Но на Бахчанове это "послабление" никак не отразилось: ему никто ничего не передавал. Размышляя по этому поводу, он пришел к грустным выводам: либо многие товарищи из тех, кто мог бы попытаться наладить с ним связь, тоже арестованы, либо тюремщики пресекают такие попытки.
Вскоре последнее предположение подтвердилось. Как-то раз надзиратель принес ему томик Аксакова, в котором было, видимо совсем недавно, вырвано несколько страниц. Бахчанов заволновался: сомнений быть не могло, — кто-то из друзей пытался написать ему шифровку, и это было разгадано тюремщиками… Но к горечи примешивалась и радость: ведь сама книга-то все-таки была весточкой с воли, — значит, товарищи помнят о нем, знают, где он и что с ним…
Недели через три монотонное течение жизни было прервано новым событием. Рано утром Бахчанов услышал справа от себя неравномерный, с паузами, стук. Нетрудно было установить, что стучит сосед по камере. Еще в ссылке Бахчанов научился понимать тюремную "азбуку". Остерегаясь провокации тюремщиков, он ответил сдержанно. Спросил, кто стучит. Сосед по камере отстучал, что он — уфимский социал-демократ; только что переведен из общей камеры в одиночку; от надзирателя узнал, что за стеной находится собрат по партии; хочет познакомиться.
На этот раз Бахчанов ему больше не отвечал, решив проверить, так ли это на самом деле: не исключена возможность, что в соседнюю камеру подсадили пшика.
Но дня через два он встретился со своим соседом в бане, куда повели партию заключенных мыться, и все сомнения его рассеялись. Сосед оказался молодым человеком с истощенным, чахоточным лицом и ввалившимися глазами.
Товарищ Вениамин — таково было его партийное имя — признался Бахчанову, что, не будь у него, Вениамина, уверенности в том, что оставшиеся на воле товарищи организуют побег, он бы не выдержал заключения.
Тут же в бане Бахчанов обратил внимание на одного заключенного, безучастно сидевшего на лавке, с взглядом, неподвижно устремленным на собственное колено. Бахчанову показалось, что где-то он видел это красноватое, точно из меди, лицо.
А выходя из бани, вспомнил: да ведь это Никодим Лойкин, когда-то с пеной у рта отстаивавший точку зрения пресловутых "друзей народа".
Бахчанов спросил надзирателя, и тот подтвердил: да, это Лойкин.
— За что сидит?
Надзиратель только пожал плечами. Не знаю, мол, хотя, несомненно, знал. В камере Бахчанов простучал Вениамину: не знает ли он, за что посажен Лойкин?

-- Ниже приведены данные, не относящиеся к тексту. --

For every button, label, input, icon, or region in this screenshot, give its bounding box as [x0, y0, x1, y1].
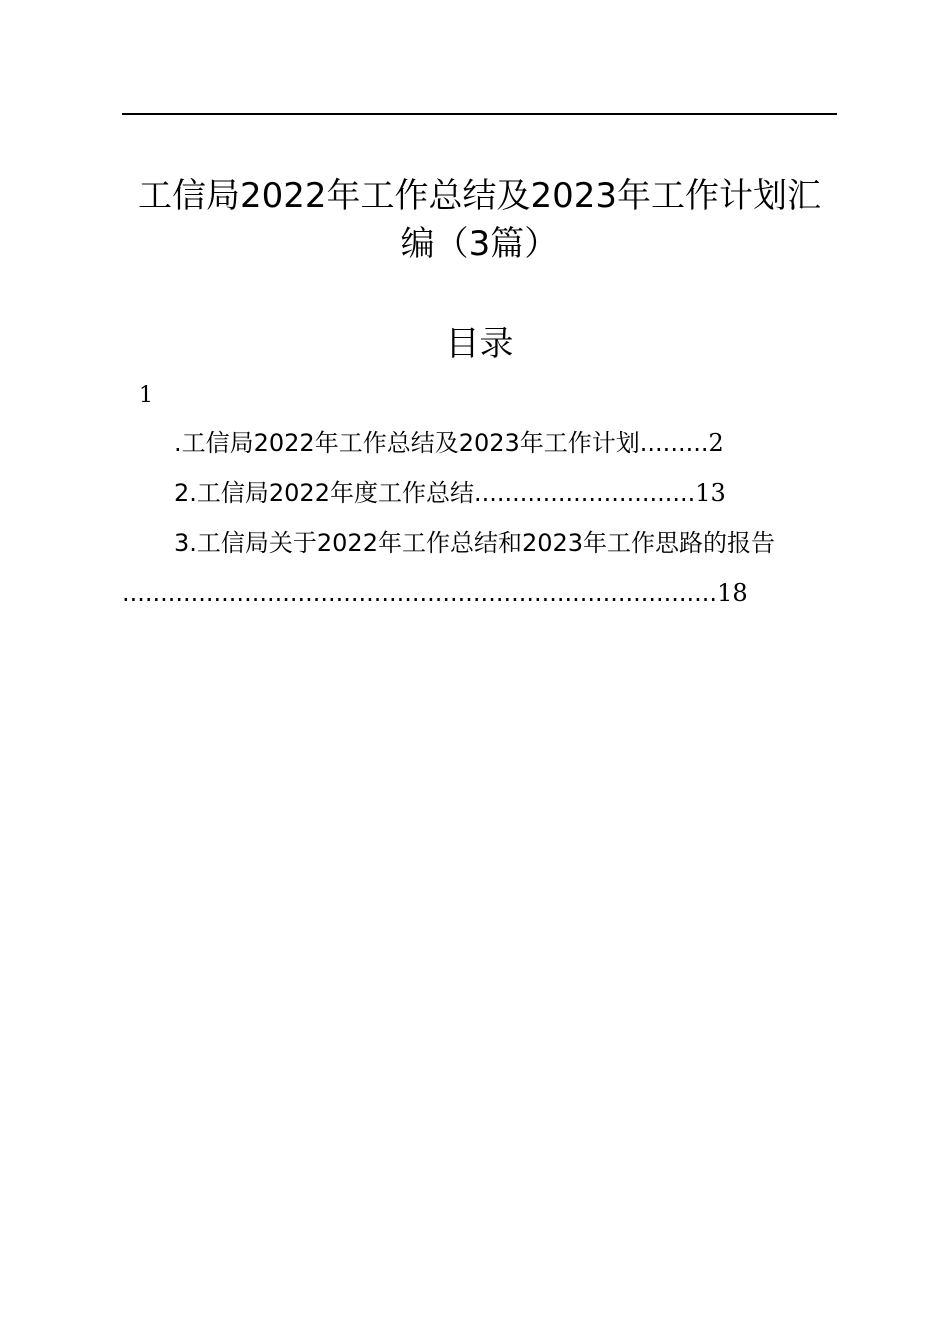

Сосед ответил, что от заключенных слышал, будто бы за связь с остатком какой-то народнической группы. От тюремного врача Вениамину было известно, что Лойкин подал на "высочайшее имя" прошение о помиловании.
"Герой на коленях! Это на него похоже!" — подумал Бахчанов.
Долгими тюремными часами, перестукиваясь с Бахчановым, Вениамин рассказывал о смелых и удачных побегах и вскоре разбудил у него волю к побегу.
Бахчанов стал придумывать пути к осуществлению задуманного и к этому же призывал своего соседа. Но, к его огорчению, на деле Вениамин оказался нерешительным человеком. Может быть, тому была причиной его болезнь.
"Я жду девять месяцев случая к побегу и никак не дождусь", — жаловался он.
"Можно и девяносто прождать, если сам не станешь действовать", — отвечал ему Бахчанов. Но уфимский товарищ потерял всякую надежду на возможность освобождения.
А тем временем дни тянулись за днями, серые и однообразные.
Бахчанов развлекался только тем, что из куска сырого хлеба лепил фигурки. Одна изображала раба, скованного и повергнутого наземь, другая — раба, уже сидящего и разбивающего свои кандалы, третья — раба, вставшего и поднявшего руку с остатком разбитых кандалов. Фигуры эти Бахчанов потом терпеливо переделывал, доделывал, улучшая детали. Работа была крайне кропотливая, материал для лепки малоудобный, но с тем большей настойчивостью узник отдавал ей все свое время, благо его у него было в избытке.
Сначала Бахчанов скрывал свою работу от надзирателя. Но потом захотелось показать ее какому-нибудь человеку, даже тюремщику.
Бахчанов выставил все свои три фигурки для обозрения. Надзиратель хмуро покосился на них:
— Хлеб вам дается для еды, а вы что с ним сделали?
Он усмотрел в этом невинном занятии нарушение порядка, своеволие и тотчас же унес с собой скульптуры из хлебного мякиша.